Jobless claims: 6.6 million workers file for benefits

The COVID-19 pandemic’s rapid spread continues to hammer the U.S. economy, and Thursday’s initial jobless claims data showed yet another brutal week for the U.S. labor market.

Following two consecutive weeks of jobless claims in the millions, another 6.606 million Americans filed for unemployment benefits for the week ending April 4, as the coronavirus continues to hammer away at the U.S. economy. Economists were predicting 5.5 million jobless claims for the week. The prior week’s record-breaking figure was revised higher to 6.867 million from 6.648 million.

(David Foster/Yahoo Finance)
(David Foster/Yahoo Finance)

“The labor market is setting records, but for all the wrong reasons. Another 6.6 million unemployment claims were filed in the past week, bringing the tally to an unprecedented 16.5 million in the past three weeks alone,” Greg McBride, Bankrate’s chief financial analyst, said in an email. “Continuing unemployment claims also hit a new record of 7.45 million, and soon enough this will be the number we watch every week instead. Once the economy restarts, the staggering unemployment will linger for months or even years.”

JPMorgan expected 7 million jobless claims for the week ending April 4, which was one of the highest estimates on Wall Street. Estimates varied widely as with previous weeks; however, almost every single economist believed claims likely were in the millions last week. On the low end of the range, Deutsche Bank and Barclays estimated roughly 4.5 million claims.

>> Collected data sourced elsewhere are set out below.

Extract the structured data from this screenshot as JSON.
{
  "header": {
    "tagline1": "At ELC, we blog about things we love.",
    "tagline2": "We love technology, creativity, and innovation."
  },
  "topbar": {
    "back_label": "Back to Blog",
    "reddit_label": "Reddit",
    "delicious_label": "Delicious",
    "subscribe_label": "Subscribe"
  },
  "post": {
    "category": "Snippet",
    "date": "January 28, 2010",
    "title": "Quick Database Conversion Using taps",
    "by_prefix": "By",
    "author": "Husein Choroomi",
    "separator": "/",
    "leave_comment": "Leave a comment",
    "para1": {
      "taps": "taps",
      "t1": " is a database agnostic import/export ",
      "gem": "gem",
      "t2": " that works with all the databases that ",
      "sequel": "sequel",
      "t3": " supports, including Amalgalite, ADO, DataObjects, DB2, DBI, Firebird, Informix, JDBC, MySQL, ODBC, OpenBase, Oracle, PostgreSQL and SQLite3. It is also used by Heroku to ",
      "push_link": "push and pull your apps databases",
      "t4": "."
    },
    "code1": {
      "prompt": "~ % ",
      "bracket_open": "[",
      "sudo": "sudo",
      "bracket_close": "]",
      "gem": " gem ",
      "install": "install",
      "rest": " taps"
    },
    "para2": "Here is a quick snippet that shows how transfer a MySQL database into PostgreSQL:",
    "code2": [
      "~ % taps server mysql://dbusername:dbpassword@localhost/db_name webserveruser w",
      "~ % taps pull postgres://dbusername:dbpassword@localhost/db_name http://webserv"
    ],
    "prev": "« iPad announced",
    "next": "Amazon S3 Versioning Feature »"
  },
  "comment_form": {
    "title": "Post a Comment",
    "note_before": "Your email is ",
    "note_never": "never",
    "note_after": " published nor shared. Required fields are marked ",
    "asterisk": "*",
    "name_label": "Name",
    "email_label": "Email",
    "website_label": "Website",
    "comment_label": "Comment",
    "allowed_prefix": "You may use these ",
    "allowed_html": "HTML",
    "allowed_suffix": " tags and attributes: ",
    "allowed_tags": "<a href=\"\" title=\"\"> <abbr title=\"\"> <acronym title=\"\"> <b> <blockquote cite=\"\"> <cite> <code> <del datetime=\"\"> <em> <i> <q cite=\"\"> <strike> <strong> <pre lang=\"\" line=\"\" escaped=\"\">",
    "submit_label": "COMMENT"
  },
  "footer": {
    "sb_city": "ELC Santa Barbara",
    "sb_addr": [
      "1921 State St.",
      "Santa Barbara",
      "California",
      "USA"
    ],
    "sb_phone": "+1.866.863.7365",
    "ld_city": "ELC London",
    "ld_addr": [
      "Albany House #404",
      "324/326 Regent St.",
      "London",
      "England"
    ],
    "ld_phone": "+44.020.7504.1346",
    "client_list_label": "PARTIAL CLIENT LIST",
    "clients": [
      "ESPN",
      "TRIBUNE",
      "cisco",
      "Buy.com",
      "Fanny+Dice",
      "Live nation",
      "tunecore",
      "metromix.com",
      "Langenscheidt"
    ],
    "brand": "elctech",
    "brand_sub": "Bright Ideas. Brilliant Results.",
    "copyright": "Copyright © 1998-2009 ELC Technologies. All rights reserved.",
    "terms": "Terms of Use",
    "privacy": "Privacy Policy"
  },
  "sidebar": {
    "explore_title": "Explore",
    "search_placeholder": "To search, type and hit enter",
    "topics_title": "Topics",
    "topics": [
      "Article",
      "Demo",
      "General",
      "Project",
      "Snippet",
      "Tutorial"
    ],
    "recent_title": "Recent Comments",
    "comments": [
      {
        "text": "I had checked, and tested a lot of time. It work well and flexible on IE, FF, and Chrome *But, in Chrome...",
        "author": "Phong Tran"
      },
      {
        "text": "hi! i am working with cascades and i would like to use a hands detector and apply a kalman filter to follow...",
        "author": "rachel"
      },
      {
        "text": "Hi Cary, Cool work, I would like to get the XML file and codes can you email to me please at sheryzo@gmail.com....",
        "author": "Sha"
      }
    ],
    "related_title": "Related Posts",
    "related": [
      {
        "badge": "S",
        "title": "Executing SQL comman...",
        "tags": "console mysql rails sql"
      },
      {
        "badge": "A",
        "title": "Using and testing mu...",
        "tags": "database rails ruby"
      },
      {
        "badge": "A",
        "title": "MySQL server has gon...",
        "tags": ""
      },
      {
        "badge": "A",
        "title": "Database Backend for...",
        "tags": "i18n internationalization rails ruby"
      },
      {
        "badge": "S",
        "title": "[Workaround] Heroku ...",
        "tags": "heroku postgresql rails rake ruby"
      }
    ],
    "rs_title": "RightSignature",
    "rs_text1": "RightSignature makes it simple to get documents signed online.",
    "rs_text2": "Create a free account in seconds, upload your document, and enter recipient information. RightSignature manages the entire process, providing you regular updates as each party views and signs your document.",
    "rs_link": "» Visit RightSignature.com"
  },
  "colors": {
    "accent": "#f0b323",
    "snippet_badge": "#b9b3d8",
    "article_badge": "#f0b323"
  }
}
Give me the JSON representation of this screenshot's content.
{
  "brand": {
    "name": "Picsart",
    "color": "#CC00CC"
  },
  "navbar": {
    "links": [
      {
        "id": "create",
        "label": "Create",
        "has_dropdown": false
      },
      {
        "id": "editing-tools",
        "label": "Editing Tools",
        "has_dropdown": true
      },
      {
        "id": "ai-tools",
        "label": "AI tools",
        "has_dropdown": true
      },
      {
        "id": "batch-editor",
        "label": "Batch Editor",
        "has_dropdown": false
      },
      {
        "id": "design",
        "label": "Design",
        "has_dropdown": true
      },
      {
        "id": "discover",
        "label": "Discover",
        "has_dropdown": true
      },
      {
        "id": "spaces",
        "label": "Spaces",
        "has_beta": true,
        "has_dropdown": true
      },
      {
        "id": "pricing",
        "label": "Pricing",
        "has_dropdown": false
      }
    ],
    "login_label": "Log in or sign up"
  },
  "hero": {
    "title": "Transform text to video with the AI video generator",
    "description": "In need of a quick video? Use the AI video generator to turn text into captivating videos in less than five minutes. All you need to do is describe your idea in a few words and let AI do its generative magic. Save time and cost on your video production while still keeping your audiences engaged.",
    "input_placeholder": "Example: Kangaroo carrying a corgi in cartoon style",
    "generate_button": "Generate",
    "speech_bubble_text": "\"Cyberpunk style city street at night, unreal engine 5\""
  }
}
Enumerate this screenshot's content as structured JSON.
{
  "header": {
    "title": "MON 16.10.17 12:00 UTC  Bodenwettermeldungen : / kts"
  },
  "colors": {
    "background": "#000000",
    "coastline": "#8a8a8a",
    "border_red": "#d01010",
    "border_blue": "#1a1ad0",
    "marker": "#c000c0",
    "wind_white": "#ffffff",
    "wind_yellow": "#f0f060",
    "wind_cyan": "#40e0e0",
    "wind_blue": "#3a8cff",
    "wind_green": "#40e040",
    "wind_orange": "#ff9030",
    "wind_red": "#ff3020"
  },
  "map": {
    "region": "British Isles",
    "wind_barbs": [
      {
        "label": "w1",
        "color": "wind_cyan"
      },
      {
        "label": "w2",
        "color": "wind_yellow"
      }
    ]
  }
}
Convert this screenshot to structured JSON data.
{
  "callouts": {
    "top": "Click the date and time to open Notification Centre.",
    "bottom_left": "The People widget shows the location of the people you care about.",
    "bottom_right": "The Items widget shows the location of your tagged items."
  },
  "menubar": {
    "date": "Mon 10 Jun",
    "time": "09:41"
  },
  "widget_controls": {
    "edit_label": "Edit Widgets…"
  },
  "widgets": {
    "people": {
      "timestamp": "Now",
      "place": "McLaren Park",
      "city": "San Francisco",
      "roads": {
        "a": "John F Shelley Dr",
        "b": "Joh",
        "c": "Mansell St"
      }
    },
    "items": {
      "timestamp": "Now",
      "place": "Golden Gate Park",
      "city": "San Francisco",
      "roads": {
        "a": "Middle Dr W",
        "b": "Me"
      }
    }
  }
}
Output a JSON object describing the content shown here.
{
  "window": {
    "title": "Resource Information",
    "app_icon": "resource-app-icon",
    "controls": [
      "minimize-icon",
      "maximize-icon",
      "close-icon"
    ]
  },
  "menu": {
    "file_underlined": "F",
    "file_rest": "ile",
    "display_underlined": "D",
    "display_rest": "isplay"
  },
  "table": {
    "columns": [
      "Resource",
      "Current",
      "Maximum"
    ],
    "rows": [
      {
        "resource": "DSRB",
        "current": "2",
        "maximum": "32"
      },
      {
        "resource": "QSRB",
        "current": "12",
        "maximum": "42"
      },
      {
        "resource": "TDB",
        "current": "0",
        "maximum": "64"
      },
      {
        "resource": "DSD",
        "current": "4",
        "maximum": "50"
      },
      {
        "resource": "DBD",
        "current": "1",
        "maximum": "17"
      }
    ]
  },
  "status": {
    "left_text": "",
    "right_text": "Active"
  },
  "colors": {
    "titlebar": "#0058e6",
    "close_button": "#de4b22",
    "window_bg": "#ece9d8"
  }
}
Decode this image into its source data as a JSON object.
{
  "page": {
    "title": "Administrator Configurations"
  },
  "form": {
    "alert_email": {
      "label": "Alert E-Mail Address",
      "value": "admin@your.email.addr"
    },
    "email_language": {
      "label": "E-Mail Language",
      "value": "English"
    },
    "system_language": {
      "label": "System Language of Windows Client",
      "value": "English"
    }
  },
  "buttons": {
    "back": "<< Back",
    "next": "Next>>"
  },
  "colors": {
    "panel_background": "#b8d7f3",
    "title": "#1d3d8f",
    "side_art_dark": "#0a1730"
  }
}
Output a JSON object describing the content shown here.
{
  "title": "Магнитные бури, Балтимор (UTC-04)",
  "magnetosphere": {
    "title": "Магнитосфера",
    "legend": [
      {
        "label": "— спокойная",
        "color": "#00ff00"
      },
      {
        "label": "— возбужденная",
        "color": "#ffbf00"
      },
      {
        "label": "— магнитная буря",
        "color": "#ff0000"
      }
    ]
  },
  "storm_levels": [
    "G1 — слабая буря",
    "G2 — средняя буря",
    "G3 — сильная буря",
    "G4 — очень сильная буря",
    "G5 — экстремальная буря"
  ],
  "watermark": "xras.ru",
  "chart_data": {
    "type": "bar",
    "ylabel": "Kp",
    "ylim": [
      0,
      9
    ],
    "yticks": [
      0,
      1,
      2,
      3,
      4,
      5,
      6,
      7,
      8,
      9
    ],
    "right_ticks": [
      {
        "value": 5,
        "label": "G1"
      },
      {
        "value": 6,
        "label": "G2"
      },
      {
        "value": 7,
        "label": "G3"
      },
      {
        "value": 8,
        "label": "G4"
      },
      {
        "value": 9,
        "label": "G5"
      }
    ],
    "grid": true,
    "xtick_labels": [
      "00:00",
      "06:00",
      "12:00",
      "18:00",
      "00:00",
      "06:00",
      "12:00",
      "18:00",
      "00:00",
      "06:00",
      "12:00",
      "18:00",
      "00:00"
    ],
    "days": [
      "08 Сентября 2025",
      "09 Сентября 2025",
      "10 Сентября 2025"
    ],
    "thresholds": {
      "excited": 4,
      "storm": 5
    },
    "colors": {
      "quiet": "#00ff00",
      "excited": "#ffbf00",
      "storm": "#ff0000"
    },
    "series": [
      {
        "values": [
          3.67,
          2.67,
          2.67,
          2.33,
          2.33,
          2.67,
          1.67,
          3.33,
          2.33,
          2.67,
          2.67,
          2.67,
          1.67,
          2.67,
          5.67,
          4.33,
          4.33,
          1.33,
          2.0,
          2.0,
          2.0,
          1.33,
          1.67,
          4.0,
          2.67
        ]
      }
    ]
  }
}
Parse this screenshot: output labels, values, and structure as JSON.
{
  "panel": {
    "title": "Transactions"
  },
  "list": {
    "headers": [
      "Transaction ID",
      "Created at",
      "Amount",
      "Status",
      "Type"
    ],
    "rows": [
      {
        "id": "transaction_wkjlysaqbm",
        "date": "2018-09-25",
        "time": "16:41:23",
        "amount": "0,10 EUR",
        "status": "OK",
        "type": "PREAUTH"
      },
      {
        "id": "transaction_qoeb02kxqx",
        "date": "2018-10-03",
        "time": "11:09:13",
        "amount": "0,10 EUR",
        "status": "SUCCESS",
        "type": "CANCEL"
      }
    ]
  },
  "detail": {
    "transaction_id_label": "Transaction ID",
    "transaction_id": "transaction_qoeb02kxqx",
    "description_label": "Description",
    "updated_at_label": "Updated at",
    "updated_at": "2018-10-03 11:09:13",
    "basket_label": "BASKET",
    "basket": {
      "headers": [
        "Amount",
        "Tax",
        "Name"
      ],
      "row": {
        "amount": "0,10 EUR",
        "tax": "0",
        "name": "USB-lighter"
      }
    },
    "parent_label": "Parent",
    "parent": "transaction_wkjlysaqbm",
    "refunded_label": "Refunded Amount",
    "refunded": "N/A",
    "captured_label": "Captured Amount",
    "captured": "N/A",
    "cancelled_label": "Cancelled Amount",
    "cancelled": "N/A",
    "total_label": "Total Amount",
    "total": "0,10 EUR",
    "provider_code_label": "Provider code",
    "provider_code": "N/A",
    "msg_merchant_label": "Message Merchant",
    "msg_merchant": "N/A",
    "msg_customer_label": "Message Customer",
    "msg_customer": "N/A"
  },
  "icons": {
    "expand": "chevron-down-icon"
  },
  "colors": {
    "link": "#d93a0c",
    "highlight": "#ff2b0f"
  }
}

For the week ended April 4, California saw the highest number of initial claims at an estimated 925,000 on an unadjusted basis, up from 879,000 the prior week. Georgia had an estimated total of 388,000, Michigan had 385,000, and New York reported 345,000.

Certain states got hit harder than others last week, and with massive backlogs piling up, there’s more pain ahead, according to UBS economist Seth Carpenter.

“In last week’s data, about a third of the rise reflected states where processing had not kept up with initial claims during the first weeks of the crisis (CA and NY especially). We think claims in those states still have further to rise,” Carpenter explained in a note published on April 3.

States that joined “shelter-on-place” guidelines later were expected to see a large uptick in claims filed. “The states that delayed their restrictions on activity—FL, GA, VA, NC, TX—might seem to pose an upside risk to our claims estimate,” Carpenter said. “However, new claims in NC, at 66 times their normal level over the past year, already have risen more than the national average (32x), as have those in VA (55x) and FL (52x). We do not expect further increases. However, we do estimate spikes in TX and GA.”

Google Searches for "unemployment benefits." (Source: Google)
Google Searches for "unemployment benefits." (Source: Google)

In addition, Google searches for “unemployment benefits” continued to soar over the past month. After peaking on March 26, interest hit new highs April 2 before falling slightly from those levels. Nevertheless, Google searches for the phrase remain elevated. The upward trend began March 11 right before President Donald Trump declared the COVID-19 outbreak a national emergency on March 13.

Coronavirus cases are still on the rise. As of Thursday morning, there were more than 1.496 million confirmed cases and 89,435 deaths globally, according to Johns Hopkins University data. The U.S. remains the most infected country in the world with over 432,000 confirmed cases and 14,808 deaths.